Tu

Incertezas correntes guiavam o reto andar em que, absorta em perturbações, pus-me a ditar, passo a passo. Devagar, negando todos os rostos presentes, ignorando a existência de outros além da própria. Não pude vê-lo ali, escorado, noutro mundo que não no meu. Outra existência que não a minha. Não pude deixar de notar a estatura que, de longe, tanto parecia a tua; e, mesmo assim, segui reta e indistintamente, sem avistar sequer um rosto, sequer uma presença viva senão corpos enquanto corpos, desconectados do princípio de vida. E tu, tão tu, feito de peculiaridades tão características de ti, tão tu no meio de tantos outros, sendo um tu tão desvinculado de quem és dentro de mim porque... porque deixei de enxergar. Deixei de identificar carinhosamente as particularidades do teu ser para fechar-me às minhas, que me assombram e perseguem. E isso em ti te faz tão bonito a olhos que tanto já viram...

“- Lina!...”

Era a voz. Distinta, forte, direta. E não ignorava minha existência que passava ali, em frente a sua. A quinze passos, ao escutar, virei abruptamente em direção àquela voz, ansiando um rosto, somente um, um rosto aprazível de ser analisado... Tal voz incutiu em mim um desejo fugaz de vê-lo, diante de mim, chamando meu nome de maneira tão altiva, várias e várias vezes...
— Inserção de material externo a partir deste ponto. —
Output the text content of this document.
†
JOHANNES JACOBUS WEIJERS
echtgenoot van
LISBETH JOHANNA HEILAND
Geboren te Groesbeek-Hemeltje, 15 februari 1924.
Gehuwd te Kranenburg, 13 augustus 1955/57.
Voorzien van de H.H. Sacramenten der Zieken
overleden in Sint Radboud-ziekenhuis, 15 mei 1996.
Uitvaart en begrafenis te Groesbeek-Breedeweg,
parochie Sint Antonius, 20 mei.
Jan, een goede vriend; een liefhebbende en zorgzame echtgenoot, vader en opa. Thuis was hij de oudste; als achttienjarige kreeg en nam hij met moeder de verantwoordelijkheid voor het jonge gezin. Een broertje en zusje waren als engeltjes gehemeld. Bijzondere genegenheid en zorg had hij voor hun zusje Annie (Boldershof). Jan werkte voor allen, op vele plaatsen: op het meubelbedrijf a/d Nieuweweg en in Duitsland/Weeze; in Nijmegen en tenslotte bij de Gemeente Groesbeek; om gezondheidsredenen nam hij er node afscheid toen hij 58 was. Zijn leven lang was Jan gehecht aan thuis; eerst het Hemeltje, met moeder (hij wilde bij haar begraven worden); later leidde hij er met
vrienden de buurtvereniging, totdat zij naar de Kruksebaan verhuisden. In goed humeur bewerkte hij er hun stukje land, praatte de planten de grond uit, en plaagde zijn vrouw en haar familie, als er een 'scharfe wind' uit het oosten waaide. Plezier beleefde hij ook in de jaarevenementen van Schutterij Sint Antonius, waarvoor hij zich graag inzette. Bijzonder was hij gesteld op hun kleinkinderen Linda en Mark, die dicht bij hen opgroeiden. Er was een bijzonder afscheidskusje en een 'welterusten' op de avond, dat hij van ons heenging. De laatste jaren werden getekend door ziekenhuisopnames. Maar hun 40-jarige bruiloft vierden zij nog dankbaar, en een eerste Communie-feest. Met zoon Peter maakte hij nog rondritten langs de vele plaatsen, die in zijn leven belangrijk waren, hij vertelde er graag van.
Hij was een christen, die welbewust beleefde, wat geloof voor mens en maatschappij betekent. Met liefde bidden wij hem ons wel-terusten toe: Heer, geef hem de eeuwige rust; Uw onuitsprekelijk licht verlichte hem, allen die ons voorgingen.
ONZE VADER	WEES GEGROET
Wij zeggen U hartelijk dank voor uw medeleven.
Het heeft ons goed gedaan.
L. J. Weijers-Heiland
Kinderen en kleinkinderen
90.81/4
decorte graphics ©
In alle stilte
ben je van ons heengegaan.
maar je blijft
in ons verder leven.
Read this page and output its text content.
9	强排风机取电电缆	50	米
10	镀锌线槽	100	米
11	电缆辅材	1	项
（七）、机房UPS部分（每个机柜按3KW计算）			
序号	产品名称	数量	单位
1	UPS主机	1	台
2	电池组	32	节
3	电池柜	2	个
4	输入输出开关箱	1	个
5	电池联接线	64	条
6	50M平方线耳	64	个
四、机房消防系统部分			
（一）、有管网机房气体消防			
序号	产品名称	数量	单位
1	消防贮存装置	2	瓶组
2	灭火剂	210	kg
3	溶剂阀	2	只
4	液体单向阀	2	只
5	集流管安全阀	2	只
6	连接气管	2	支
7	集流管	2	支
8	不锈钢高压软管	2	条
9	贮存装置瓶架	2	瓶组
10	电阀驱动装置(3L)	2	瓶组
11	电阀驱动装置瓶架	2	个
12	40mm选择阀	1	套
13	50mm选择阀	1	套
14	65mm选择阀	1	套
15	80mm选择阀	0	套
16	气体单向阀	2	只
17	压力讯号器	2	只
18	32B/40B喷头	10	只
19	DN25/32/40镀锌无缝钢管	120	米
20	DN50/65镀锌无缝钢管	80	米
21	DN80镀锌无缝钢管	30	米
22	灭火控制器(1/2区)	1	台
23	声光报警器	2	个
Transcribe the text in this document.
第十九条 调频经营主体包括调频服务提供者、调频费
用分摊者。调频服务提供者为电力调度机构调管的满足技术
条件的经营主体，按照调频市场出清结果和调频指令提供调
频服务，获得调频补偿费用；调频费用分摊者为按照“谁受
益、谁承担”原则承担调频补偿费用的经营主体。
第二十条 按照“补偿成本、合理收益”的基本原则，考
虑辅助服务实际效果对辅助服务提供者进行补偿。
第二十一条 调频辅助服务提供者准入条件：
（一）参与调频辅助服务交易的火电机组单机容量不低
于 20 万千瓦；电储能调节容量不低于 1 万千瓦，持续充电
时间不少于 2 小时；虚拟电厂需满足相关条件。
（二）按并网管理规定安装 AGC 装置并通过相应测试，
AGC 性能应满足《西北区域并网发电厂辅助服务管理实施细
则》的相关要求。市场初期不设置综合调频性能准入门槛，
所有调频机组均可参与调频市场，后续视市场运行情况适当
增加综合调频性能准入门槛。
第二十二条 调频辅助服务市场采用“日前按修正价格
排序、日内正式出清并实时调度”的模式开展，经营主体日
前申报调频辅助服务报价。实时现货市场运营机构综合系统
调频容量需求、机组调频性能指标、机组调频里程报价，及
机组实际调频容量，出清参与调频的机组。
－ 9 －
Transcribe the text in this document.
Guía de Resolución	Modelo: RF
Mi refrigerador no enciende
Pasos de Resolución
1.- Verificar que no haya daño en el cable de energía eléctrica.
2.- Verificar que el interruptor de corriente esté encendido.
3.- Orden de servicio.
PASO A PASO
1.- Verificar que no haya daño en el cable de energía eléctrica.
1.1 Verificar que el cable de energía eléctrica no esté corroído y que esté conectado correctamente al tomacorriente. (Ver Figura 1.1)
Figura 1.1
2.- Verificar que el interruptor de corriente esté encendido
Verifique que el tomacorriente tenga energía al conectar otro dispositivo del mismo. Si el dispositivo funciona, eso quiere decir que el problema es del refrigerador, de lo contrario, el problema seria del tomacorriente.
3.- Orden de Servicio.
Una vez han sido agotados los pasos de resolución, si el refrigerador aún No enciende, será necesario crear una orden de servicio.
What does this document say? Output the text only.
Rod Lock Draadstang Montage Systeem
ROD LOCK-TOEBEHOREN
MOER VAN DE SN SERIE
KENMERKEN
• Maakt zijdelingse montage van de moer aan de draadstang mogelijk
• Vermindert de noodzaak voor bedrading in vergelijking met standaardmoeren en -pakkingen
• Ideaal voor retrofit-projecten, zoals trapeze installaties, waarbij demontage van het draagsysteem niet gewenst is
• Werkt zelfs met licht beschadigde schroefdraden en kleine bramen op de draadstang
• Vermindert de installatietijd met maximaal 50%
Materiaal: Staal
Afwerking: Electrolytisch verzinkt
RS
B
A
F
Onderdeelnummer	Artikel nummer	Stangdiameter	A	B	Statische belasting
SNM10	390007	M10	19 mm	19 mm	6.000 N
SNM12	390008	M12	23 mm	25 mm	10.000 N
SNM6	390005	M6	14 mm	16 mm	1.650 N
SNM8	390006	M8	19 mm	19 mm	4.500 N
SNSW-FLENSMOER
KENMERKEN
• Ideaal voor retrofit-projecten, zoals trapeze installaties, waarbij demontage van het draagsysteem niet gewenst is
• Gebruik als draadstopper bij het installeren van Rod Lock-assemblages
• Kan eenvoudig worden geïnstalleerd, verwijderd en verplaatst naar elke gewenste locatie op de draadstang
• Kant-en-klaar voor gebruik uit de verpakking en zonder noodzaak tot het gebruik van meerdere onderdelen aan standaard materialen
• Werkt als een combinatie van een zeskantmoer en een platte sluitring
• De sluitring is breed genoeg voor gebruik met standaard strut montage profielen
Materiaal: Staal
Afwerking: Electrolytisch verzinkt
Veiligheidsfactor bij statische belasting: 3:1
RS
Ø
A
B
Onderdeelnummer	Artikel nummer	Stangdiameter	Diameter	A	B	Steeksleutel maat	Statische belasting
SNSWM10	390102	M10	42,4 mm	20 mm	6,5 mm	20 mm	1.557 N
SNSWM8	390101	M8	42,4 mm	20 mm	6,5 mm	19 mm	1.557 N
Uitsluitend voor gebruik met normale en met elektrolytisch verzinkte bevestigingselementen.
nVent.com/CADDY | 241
Virei em direção ao meu chamado.

“- Oi”, escutei ainda.

Se não eram olhos que dançavam um samba lento e calmo..., um samba impregnado de mim, de olhos que brilhavam numa paixão contemplativa e serena. Que não doía, que não desejava ardentemente, que tão somente estava ali, existindo sem um fim, sem ser em vista de algo. Um samba de um leve amor não tão secreto, que se nota por qualquer um que de longe vê a breve troca de olhares de amantes que fingem segredo de um amor que nunca há de ser concretizado...

“- Oi”, respondi, ao virar.

Por alguns segundos pude escutar em seus olhos um samba que já conhecia. Virei e retornei aos tormentos de caminhar só... E até chegar em casa não vi rosto nenhum nas ruas, senão o teu.